We assign an arbitrary "orientation" to the knot diagram by writing arrows in a certain direction along the path of the diagram until one returns to the point from which one started.
A sign of $+1$ is given when a crossing has the "positive $x$ "-axis of the crossing as an overpass and the "positive $y$ "-axis of the crossing therefore as an underpass. We can show this by rotating the crossing around until it is oriented with one strand in the positive $x$ -direction and one in the positive $y$ -direction.
A sign of $-1$ is given when the crossing has the positive $x$ -axis as an underpass and the positive $y$ -axis as an overpass.

The writhe sign of a crossing.

Definition:

The writhe of a knot diagram $D$ with $c$ crossings is therefore defined as:

w(D) = \sum_{\text{crossings} \ x}^c \text{writhe-sign}(x).

Definition:

A link $L$ is a disjoint union of $\ell$ knots in space. We say that $L$ has $\ell$ components.

Some knots and links.

Remarks:

Any knot is a link with one component
If $K_i, K_j$ are two oriented knots with diagrams $D_i,D_j$ then their linking number is: $\ell_{i,j} = \frac{1}{2}\sum_x \text{writhe-sign}(K_i,K_j)$ where $x$ runs over all crossings between $D_i$ and $D_j$ .

Definition:

Ambient isotopy is the "natural" notion of equivalence of knots in space.

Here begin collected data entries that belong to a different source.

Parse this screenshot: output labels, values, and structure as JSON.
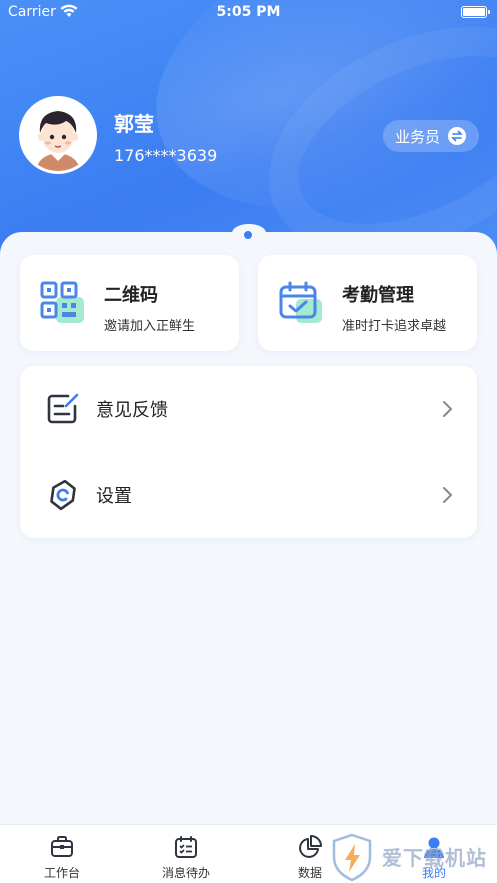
{
  "status_bar": {
    "carrier": "Carrier",
    "time": "5:05 PM"
  },
  "profile": {
    "name": "郭莹",
    "phone": "176****3639",
    "role": "业务员"
  },
  "cards": {
    "qr": {
      "title": "二维码",
      "subtitle": "邀请加入正鲜生"
    },
    "attendance": {
      "title": "考勤管理",
      "subtitle": "准时打卡追求卓越"
    }
  },
  "menu": {
    "feedback": "意见反馈",
    "settings": "设置"
  },
  "tabbar": {
    "items": [
      {
        "label": "工作台",
        "icon": "briefcase-icon"
      },
      {
        "label": "消息待办",
        "icon": "calendar-list-icon"
      },
      {
        "label": "数据",
        "icon": "pie-chart-icon"
      },
      {
        "label": "我的",
        "icon": "user-icon",
        "active": true
      }
    ]
  },
  "watermark": {
    "text": "爱下载机站"
  },
  "colors": {
    "primary": "#3b7df2",
    "background": "#f4f7fc"
  }
}
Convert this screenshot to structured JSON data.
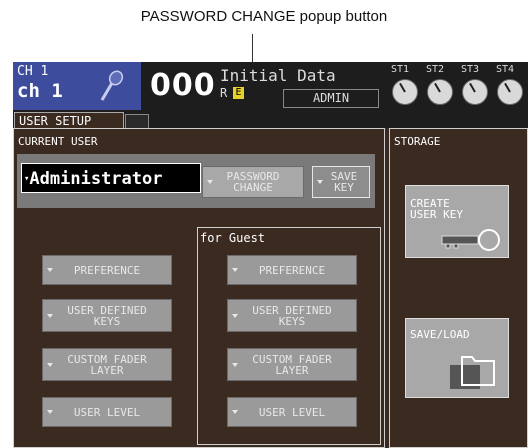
{
  "callout": {
    "text": "PASSWORD CHANGE popup button"
  },
  "topbar": {
    "channel_number": "CH 1",
    "channel_name": "ch 1",
    "scene_number": "000",
    "scene_title": "Initial Data",
    "r_mark": "R",
    "e_mark": "E",
    "user": "ADMIN",
    "st_labels": [
      "ST1",
      "ST2",
      "ST3",
      "ST4"
    ]
  },
  "tabs": {
    "active": "USER SETUP"
  },
  "current_user": {
    "title": "CURRENT USER",
    "user_select": "Administrator",
    "password_change": "PASSWORD\nCHANGE",
    "save_key": "SAVE\nKEY"
  },
  "admin_buttons": {
    "preference": "PREFERENCE",
    "user_defined_keys": "USER DEFINED\nKEYS",
    "custom_fader_layer": "CUSTOM FADER\nLAYER",
    "user_level": "USER LEVEL"
  },
  "guest": {
    "title": "for Guest",
    "preference": "PREFERENCE",
    "user_defined_keys": "USER DEFINED\nKEYS",
    "custom_fader_layer": "CUSTOM FADER\nLAYER",
    "user_level": "USER LEVEL"
  },
  "storage": {
    "title": "STORAGE",
    "create_user_key": "CREATE\nUSER KEY",
    "save_load": "SAVE/LOAD"
  },
  "icons": [
    "mic-icon",
    "knob-icon",
    "dropdown-arrow-icon",
    "key-icon",
    "folder-icon"
  ]
}
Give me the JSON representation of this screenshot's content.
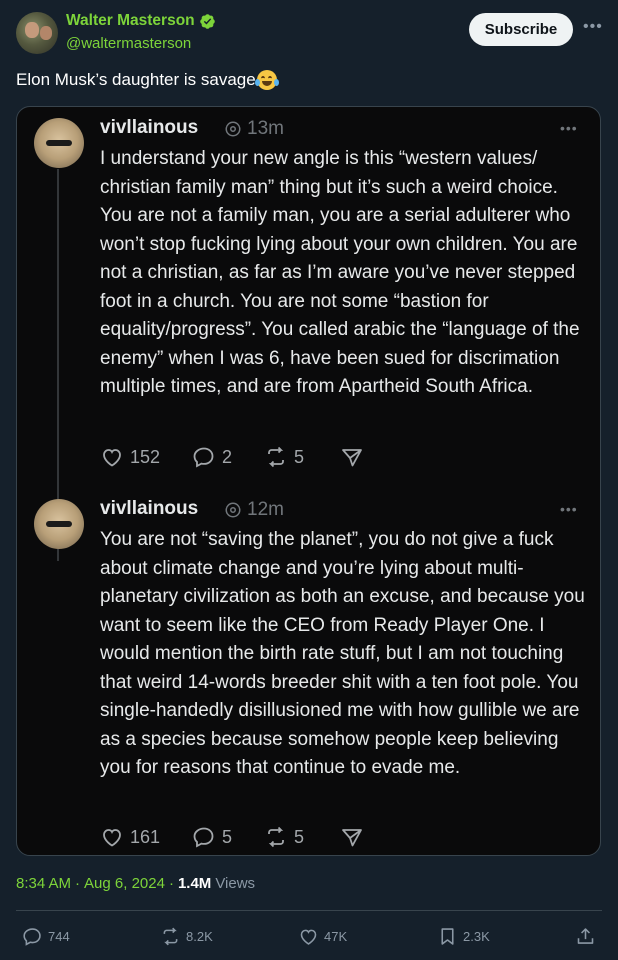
{
  "author": {
    "display_name": "Walter Masterson",
    "handle": "@waltermasterson",
    "verified": true,
    "accent_color": "#7dd43a"
  },
  "subscribe_label": "Subscribe",
  "tweet": {
    "text": "Elon Musk’s daughter is savage",
    "emoji": "face-with-tears-of-joy"
  },
  "embedded_replies": [
    {
      "name": "vivllainous",
      "time": "13m",
      "body": "I understand your new angle is this “western values/ christian family man” thing but it’s such a weird choice. You are not a family man, you are a serial adulterer who won’t stop fucking lying about your own children. You are not a christian, as far as I’m aware you’ve never stepped foot in a church. You are not some “bastion for equality/progress”. You called arabic the “language of the enemy” when I was 6, have been sued for discrimation multiple times, and are from Apartheid South Africa.",
      "likes": "152",
      "replies": "2",
      "reposts": "5"
    },
    {
      "name": "vivllainous",
      "time": "12m",
      "body": "You are not “saving the planet”, you do not give a fuck about climate change and you’re lying about multi-planetary civilization as both an excuse, and because you want to seem like the CEO from Ready Player One. I would mention the birth rate stuff, but I am not touching that weird 14-words breeder shit with a ten foot pole. You single-handedly disillusioned me with how gullible we are as a species because somehow people keep believing you for reasons that continue to evade me.",
      "likes": "161",
      "replies": "5",
      "reposts": "5"
    }
  ],
  "meta": {
    "time": "8:34 AM",
    "date": "Aug 6, 2024",
    "views_count": "1.4M",
    "views_label": "Views"
  },
  "actions": {
    "replies": "744",
    "reposts": "8.2K",
    "likes": "47K",
    "bookmarks": "2.3K"
  }
}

There are equivalent definitions:

$K_0,K_1$ are ambient isotopic if $K_0$ can be manouvered by hand in space to a possibly rescaled $K_1$ .
$K_0,K_1$ are ambient isotopic if there exists a homomorphism $F: \mathbb{R}^3 \rightarrow \mathbb{R}^3$ that preserves orientation taking $K_0$ to $K_1$ , i.e. $F(K_0) = K_1$ .

Let $K_0,K_1$ be knots in space. Choose $D_0,D_1$ as diagrams to represent $K_0,K_1$ .

Question: How do we know from $D_0,D_1$ whether $K_0,K_1$ are equivalent?

Definition: Two diagrams in the plane are called isotopic if they represent knots that are ambient isotopic in space.